Костенко глянул на часы, положил аппаратик в карман и обернулся ко мне:
— Почему вас так интересует Штык?
— Вообще-то речь о другом человеке, строителе, безвинно засаженном в тюрьму…
Я не мог переступить себя. Что-то держало меня, молило внутри: не открывай всего, погоди, не зря куда-то столь срочно отвалили Лиза и Квициния. Если я задержан, то, по нашим законам, милиция запросит на меня характеристику в газете. Они без этого не могут (дикость какая, в пяти абзацах уместить жизнь человека, его судьбу, нрав, любовь, неприязнь, суть!), сущий подарок Глафире Анатольевне, всем, кто готовит персоналочку, товарищу Кашляеву, паршивому мафиози, в аккуратном галстуке и накрахмаленной рубашечке… Хотя для мафиози он слишком малоинтеллигентен, такие разминают почву для настоящих боссов, а те держат дома видеокассеты с роками и порнографией, закусывают импортным миндалем в соли, носят шелковые слипы, носки от «Кардена» и рубашечки японского шелка… Этим они вроде как мстят за то, что костюмы приходится носить отечественные, на людях надо быть скромными. Невидимое могущество, дерьмо собачье, наплодили мерзотину… А если б им дали работать легально, спросил я себя. Обложили б налогами и позволили делать деньги так, как они умеют? Что тогда?
— Какое отношение к безвинно засаженному строителю имеет художник Штык? — спросил Костенко.
— Я в процессе поиска, товарищ полковник… Или мне надлежит обращаться к вам как к «гражданину»?

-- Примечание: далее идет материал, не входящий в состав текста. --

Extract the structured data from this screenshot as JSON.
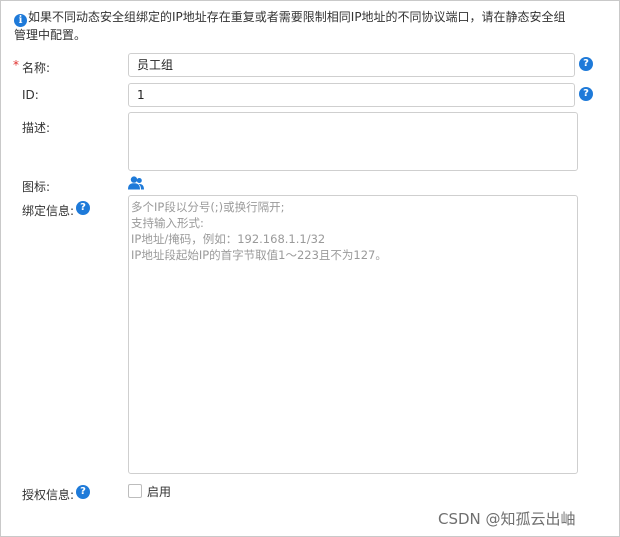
{
  "notice": {
    "line1": "如果不同动态安全组绑定的IP地址存在重复或者需要限制相同IP地址的不同协议端口，请在静态安全组",
    "line2": "管理中配置。"
  },
  "form": {
    "required_mark": "*",
    "name_label": "名称:",
    "name_value": "员工组",
    "id_label": "ID:",
    "id_value": "1",
    "desc_label": "描述:",
    "desc_value": "",
    "icon_label": "图标:",
    "icon_name": "user-group-icon",
    "binding_label": "绑定信息:",
    "binding_placeholder": [
      "多个IP段以分号(;)或换行隔开;",
      "支持输入形式:",
      "IP地址/掩码，例如：192.168.1.1/32",
      "IP地址段起始IP的首字节取值1～223且不为127。"
    ],
    "auth_label": "授权信息:",
    "auth_enable_label": "启用",
    "auth_enabled": false
  },
  "help_glyph": "?",
  "info_glyph": "i",
  "watermark": "CSDN @知孤云出岫",
  "colors": {
    "accent": "#1e7ad9",
    "required": "#e0302d"
  }
}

— Странно вы говорите… Имели неприятности с нашими церберами?
— А кто не имел? Все имели…
— Это верно, — согласился Костенко. — У меня тоже был привод в «полтинник»… Знаете, что такое «полтинник»?
— Нет.
— Счастливый человек. Самое было страшное отделение на Пушкинской. Его снесли, к счастью… Мы ж все символами больше норовим изъясниться, а не словами: чтоб написать, мол, отделение, которое терроризировало людей, особенно глумилось над студенчеством и интеллигенцией, ныне закрыто, — в назидание всем другим, позволяющим унижать человеческое достоинство… Нет, не напишем… А снести — снесем, но без объясняющих слов… Сидели? Или, как у меня, привод?
— Целых три.
— Ну и, конечно, родная милиция посылала письма в институт?
— А ну?
— Из института исключали?
— Дали строгача…
Костенко усмехнулся.
— На меня страх какую телегу накатали… Написали, что я оскорблял достоинство славных орлов Лаврентия Павловича, — милиция тогда под ним ходила.

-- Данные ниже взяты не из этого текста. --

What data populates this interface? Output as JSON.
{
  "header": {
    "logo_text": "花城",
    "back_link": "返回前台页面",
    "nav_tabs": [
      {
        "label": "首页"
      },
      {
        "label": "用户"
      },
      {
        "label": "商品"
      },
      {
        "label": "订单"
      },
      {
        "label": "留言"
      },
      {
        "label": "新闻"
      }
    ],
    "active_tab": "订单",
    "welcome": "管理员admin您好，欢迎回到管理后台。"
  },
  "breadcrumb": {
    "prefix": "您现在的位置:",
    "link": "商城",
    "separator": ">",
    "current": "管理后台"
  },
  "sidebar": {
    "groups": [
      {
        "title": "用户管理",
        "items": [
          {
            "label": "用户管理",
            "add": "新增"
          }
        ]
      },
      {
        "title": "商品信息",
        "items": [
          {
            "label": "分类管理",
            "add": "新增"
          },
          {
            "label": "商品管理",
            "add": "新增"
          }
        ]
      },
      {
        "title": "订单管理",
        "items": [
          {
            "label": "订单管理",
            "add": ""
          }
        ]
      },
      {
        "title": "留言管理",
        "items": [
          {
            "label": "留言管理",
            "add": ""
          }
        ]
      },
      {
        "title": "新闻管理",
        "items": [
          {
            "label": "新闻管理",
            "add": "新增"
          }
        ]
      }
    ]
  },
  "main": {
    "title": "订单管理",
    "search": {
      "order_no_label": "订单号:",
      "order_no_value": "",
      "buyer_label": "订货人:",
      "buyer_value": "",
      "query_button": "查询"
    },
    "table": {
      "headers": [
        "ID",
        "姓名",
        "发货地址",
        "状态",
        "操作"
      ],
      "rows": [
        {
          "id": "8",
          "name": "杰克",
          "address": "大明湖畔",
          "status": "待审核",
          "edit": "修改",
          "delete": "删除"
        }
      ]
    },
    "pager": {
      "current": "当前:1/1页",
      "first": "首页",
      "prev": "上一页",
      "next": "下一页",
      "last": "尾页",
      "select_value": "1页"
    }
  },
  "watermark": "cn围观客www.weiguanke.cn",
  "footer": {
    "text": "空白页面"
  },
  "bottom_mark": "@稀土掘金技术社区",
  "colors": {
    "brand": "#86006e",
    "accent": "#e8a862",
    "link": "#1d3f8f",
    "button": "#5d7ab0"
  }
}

— Это вы меня так разминаете?
— Зачем? Вы ж не рецидивист. Если в чем виноваты — завтра сами расколетесь. Все интеллигенты текут после первой ночи в камере. До конца держится только тот, кому терять нечего… Я не разминаю вас, просто можно вернуть все, кроме времени. Ум хорошо, два — лучше.
Костенко снова достал из кармана свой аппаратик.
Я спросил:
— Очень нравится эта штука?
Жлоб наверняка бы рассердился: «С чего это вы взяли?» Лицо же полковника изменилось, сделалось странно застенчивым, вневозрастным, и он ответил:
— Безумно.
Настроив «воки-токи» на нужную волну, он спросил невидимого оперативника, что нового, и я услышал ответ:
— Мальчик впал в беспамятство…
Костенко спрятал аппаратик в карман, посмотрев на меня с некоторым недоумением:
— Едем в больницу… Я сейчас позвоню Шейбеко, он гениальный врач, надо что-то сделать…
Поманив своего верзилу, Костенко тихо сказал:
— Кто придет — задерживайте. Я предупрежу тех, кто на улице, чтобы они провожали всех подозрительных до подъезда.
Обернувшись ко мне, шепнул:
— Ну, с богом. На лестничной клетке не разговаривать, шагайте позади меня в десяти шагах.
— Погодите, — сказал я. — Давайте посмотрим под нижним ящиком, там может лежать письмо. Штык не знал, что в нем, бросил как ни попадя… Пусть ваш профессионал бесшумно вытянет ящик…
Письмо действительно лежало на полу. Вместо обратного адреса стояла подпись, я легко ее узнал: «Русанов».